El guardia de seguridad me pidió el billete de avión para comprobarlo y me invitó a dejar mis artículos personales en un cajón de plástico. Me devolvió el billete y deposité el cajón y la mochila sobre la cinta transportadora del escáner. Al mismo tiempo que la máquina exploraba mis pertenencias, yo pasaba bajo el arco detector de metales, el cual no emitió sonido alguno. Estaba limpio.

Recogí mis pertenencias con la celeridad que las monedas me permitieron. Nunca lleves demasiada calderilla cuando vayas de viaje- me recordé. Abandoné la zona de control y me dirigí a la zona comercial del interior de la terminal. Aún no estaba asignada la puerta de embarque, así que decidí tomarme la espera con calma. Fui a un bar y pregunté el precio de una cerveza a la guapa chica joven que atendía el local. La respuesta dada me sorprendió y me hizo replantear la decisión. Opté finalmente por una chocolatina que, al menos, endulzaría mi paladar. Paseé por las tiendas de la terminal degustando el chocolate relleno de caramelo observando curioso las tiendas y los artículos que se vendían. Hasta videojuegos.

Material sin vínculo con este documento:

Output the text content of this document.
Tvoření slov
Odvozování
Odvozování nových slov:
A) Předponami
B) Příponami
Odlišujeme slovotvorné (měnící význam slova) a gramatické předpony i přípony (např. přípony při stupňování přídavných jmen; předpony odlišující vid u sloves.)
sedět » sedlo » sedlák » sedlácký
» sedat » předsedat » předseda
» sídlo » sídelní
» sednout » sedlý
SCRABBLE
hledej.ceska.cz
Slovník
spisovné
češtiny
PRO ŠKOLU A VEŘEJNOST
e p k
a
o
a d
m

Compré una revista en una tienda que parecía mitad quiosco y mitad tienda de artículos típicos. No había mucho donde elegir y me decanté por una revista de coches. Con eso podría entretenerme durante todo el viaje y el vuelo se me pasaría "volado". Pagué al cajero y salí de la tienda leyendo la revista distraído. Absorto por unas fotos interiores, anduve hacia unas mesas para sentarme frente a los paneles informativos, pero, de repente, choqué de frente con alguien que venía en otra dirección.

La revista se escapó de mis manos y cayó al suelo ruidosamente. El golpe no fue fuerte pero la sorpresa fue absoluta. Había chocado con una chica castaña que se echó hacia atrás y casi cae por un traspiés. Perdón, perdón- dije ruborizándome mientras la sujetaba para que no cayese. En ese momento nos miraba media terminal y yo me sentía completamente torpe. La chica levantó la cabeza e inmediatamente nos dimos cuenta de que no éramos unos desconocidos.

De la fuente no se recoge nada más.